7

Early in May, Major-General Baron Charles Alten, of the King’s German Legion, was appointed to the command of the Light division. He was forty-eight years old, a hard-bitten warrior with a dark hatchet-face, stern, bright eyes, and a strong German accent. Rather an odd choice of General for The Division? Not at all: no Englishman had anything but the most profound respect for the King’s German Legion. As for Baron Alten, he was just the kind of leader the Light Bobs liked: a General who knew his work; never, even under the most trying circumstances, lost an atom of his cool presence of mind; was calm in action; and did not irritate those under his command with unnecessary orders, or the teasing habits of many an English General. It was by no means an easy task to command the Light division to the Light division’s satisfaction; it was a very hard task indeed to fill the place of General Craufurd. ‘The fellow who commands us will have to be a damned good fellow,’ said Charles Beckwith. ‘None of your old women, thank you!’

‘And no marches and counter-marches for God alone knows what reason!’ ‘And no damned reviews and inspections!’

‘Must understand outpost duty!’

‘Mustn’t be one of these cats on hot bricks who won’t go into action unless they’re pushed!’ ‘Take heart!’ said Harry Smith, entering in the middle of this discussion. ‘The news is out. It’s old Alten.’

‘Alten?’ There was a pause. ‘Well, I don’t know,’ said Eeles cautiously. “They say he’s a good fellow. Won’t worry us, will he?’

‘Devil a bit!’ said Kincaid. ‘He’s a gentleman, is old Alten. If we can’t have dear Barnard, I’d as soon have the Baron as any other I can call to mind. Except Erskine, of course,’ he added, dulcetly.
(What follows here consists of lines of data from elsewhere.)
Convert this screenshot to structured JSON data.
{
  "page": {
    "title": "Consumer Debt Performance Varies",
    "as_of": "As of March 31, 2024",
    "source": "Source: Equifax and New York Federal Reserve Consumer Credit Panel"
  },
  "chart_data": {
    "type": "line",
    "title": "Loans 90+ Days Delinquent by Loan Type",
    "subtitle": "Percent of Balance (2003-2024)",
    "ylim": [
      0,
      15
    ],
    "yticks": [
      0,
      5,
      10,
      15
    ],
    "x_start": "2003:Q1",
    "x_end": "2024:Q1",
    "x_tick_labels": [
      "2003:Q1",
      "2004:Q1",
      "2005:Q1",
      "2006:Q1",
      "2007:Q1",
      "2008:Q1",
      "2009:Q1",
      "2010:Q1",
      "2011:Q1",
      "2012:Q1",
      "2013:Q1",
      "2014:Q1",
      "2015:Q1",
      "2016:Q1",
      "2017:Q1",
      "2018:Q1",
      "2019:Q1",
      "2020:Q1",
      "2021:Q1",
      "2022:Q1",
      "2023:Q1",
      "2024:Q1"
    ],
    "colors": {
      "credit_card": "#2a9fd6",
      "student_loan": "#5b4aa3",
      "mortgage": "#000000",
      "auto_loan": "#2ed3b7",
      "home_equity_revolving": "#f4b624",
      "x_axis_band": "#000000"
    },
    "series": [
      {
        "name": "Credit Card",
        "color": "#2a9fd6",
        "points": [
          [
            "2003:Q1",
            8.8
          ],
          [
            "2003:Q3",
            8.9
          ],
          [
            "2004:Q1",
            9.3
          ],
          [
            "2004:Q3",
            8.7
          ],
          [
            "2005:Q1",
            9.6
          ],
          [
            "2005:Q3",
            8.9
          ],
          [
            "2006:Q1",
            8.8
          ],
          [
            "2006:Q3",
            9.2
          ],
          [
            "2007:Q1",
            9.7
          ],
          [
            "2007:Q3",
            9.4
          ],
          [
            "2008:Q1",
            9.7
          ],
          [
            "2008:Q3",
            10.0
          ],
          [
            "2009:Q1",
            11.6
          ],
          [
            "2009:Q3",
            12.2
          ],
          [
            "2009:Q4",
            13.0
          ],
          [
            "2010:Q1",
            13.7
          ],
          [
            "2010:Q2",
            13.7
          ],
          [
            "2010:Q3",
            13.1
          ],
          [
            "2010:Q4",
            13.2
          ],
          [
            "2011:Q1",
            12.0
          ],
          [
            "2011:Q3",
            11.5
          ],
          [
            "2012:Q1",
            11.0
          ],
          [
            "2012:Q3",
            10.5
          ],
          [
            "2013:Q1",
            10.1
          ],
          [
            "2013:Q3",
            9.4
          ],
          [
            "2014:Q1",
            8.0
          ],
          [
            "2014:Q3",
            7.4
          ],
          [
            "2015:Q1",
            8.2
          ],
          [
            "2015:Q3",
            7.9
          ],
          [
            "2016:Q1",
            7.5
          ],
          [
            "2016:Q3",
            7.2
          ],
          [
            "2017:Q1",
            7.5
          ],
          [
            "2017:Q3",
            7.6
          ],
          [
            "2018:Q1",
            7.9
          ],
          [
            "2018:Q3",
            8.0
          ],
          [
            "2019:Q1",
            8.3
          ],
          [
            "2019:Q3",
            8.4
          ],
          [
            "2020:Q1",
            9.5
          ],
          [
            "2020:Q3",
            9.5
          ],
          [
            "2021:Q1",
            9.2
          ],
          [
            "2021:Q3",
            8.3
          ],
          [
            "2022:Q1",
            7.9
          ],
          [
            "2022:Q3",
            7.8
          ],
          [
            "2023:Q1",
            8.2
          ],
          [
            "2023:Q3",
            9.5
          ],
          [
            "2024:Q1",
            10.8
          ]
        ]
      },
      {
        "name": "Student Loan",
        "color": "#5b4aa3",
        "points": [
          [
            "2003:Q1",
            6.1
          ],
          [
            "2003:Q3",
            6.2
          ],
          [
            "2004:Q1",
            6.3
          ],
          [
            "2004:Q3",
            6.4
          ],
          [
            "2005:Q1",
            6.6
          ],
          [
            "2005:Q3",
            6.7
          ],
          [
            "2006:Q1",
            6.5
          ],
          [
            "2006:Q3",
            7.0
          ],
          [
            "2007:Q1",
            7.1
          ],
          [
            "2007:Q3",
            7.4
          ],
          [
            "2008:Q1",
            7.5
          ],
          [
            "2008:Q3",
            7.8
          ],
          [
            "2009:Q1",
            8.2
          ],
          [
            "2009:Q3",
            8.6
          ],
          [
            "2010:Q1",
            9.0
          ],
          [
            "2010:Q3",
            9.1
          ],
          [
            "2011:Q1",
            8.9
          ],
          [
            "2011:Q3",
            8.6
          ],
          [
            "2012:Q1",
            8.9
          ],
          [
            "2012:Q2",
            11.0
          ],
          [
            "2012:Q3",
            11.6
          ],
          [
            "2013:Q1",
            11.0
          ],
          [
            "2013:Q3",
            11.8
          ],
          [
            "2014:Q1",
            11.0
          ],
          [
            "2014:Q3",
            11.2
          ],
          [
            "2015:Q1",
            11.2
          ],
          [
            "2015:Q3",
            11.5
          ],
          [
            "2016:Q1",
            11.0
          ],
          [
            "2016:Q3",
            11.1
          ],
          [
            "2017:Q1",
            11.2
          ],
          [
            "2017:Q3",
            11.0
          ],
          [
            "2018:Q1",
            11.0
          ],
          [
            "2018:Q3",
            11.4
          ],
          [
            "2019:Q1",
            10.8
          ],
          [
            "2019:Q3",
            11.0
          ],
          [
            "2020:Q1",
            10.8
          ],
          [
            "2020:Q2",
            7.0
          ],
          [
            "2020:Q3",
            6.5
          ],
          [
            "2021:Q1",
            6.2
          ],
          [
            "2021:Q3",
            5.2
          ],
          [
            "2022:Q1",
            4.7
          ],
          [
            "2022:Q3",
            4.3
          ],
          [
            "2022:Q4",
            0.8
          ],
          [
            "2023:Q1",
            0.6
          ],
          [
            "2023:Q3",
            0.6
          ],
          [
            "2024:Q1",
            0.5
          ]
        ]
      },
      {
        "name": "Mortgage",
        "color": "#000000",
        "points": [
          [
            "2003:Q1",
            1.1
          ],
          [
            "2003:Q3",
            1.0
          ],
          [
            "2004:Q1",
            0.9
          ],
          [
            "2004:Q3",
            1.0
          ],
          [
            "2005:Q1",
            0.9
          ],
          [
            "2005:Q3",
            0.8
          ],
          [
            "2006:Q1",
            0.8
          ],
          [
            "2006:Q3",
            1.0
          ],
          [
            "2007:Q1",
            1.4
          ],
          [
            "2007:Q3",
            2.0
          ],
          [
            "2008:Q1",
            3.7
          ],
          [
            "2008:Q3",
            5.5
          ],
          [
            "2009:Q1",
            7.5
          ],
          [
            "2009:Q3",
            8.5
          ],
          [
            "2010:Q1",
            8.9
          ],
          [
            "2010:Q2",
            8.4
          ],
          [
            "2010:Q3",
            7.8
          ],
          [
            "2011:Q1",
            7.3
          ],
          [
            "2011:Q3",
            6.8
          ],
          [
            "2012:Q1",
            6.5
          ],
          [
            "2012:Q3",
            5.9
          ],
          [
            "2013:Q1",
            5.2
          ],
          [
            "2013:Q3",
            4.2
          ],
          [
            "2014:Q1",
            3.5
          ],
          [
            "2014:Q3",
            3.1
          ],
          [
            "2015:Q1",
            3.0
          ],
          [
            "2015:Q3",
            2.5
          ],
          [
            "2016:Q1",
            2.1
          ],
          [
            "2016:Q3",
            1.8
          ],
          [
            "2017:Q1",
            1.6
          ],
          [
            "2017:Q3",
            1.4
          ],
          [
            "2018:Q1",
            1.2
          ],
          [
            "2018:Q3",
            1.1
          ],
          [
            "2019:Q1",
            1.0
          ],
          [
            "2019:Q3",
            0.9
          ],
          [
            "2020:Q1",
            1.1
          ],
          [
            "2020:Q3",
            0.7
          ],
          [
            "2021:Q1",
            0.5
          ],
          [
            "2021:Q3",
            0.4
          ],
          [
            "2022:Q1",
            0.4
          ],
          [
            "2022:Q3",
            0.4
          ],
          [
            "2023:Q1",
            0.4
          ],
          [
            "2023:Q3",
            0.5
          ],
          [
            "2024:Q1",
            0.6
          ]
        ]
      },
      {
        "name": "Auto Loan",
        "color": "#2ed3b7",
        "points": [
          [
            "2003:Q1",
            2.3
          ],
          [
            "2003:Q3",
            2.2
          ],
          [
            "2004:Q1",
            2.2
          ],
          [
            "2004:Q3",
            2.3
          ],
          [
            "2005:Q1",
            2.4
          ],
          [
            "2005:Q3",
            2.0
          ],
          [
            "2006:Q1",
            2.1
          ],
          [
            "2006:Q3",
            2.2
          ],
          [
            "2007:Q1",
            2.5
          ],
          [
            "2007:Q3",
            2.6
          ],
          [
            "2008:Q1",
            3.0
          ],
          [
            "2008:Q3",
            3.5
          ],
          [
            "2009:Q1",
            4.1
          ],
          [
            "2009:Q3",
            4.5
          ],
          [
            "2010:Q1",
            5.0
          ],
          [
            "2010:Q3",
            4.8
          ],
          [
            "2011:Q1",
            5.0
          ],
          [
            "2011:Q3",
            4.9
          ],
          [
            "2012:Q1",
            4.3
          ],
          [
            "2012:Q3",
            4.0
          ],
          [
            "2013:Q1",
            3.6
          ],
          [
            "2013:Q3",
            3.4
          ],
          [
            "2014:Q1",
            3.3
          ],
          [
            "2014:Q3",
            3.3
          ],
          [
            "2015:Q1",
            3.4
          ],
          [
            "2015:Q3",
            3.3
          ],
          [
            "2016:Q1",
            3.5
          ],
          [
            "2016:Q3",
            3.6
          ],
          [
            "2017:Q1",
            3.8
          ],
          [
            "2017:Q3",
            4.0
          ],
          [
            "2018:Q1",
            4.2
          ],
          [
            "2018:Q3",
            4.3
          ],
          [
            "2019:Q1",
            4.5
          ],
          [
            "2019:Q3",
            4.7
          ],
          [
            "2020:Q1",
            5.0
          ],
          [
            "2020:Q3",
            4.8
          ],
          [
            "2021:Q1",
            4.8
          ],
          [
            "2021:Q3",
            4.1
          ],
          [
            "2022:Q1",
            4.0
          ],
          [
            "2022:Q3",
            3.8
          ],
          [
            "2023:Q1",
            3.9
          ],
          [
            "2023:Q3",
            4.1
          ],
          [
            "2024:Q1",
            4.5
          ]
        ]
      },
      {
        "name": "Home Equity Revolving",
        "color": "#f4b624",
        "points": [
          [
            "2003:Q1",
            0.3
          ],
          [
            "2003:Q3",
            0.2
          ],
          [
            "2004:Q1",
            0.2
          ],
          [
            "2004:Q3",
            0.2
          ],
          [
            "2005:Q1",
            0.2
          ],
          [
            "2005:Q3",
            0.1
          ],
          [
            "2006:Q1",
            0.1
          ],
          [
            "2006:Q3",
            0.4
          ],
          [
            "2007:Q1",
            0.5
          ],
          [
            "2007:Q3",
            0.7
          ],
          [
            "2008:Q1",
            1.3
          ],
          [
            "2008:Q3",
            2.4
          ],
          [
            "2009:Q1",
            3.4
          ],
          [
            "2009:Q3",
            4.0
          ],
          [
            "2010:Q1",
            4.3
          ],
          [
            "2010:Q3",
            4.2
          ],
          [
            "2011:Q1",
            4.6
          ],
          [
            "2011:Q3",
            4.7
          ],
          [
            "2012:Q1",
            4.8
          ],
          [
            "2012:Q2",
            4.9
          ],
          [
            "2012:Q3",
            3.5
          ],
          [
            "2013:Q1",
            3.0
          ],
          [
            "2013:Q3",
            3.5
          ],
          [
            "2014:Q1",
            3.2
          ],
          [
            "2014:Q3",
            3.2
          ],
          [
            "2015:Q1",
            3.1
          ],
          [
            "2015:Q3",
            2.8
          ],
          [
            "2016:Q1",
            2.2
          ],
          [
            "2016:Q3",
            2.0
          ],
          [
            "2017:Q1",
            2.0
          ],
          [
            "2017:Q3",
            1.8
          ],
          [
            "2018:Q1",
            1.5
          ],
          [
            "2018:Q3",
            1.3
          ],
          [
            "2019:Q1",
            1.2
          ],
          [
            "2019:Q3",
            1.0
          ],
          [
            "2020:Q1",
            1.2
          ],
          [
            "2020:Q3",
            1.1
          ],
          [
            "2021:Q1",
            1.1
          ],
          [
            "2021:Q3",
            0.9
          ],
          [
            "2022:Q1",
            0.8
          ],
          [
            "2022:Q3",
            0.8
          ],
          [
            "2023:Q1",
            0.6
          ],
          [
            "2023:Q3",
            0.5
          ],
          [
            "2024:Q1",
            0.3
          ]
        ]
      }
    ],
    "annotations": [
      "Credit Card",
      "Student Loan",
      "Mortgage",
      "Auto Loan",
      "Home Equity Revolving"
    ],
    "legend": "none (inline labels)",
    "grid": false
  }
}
‘Oh, my God! Sabugal!’ groaned Beckwith.

‘Well, nothing like that will happen under Alten,’ said Harry, ‘even if he isn’t a Craufurd.’ But it was not everyone who desired Alten to be a Craufurd. Craufurd had made the Light division the superb fighting unit that it was, but he had been no easy man to serve under. A less irascible General, thought some of his officers, would be a relief. General Alten was neither irascible nor fussy. He noticed as little as Lord Wellington himself irregularities of dress, and made not the slightest attempt to correct the slouch which the Light Bobs found so much less tiring than a correct military carriage. They were not at all the sort of troops a general would wish to review in Hyde Park, but old Alten did not care a jot for that. They did everything in the easiest way possible; though they might not march smartly, they could march far; and though their uniforms might be patched with strange colours, and their shakos shapeless through being exposed to much rain, their pieces were always in perfect order, with never a speck of rust in the well-oiled barrels. ‘H’m! They look remarkably well, and in good fighting order,’ said Wellington, when he reviewed them near El Bodon, late in May.

‘I dink so, my lord,’ replied Alten, observing his motley division with calm satisfaction.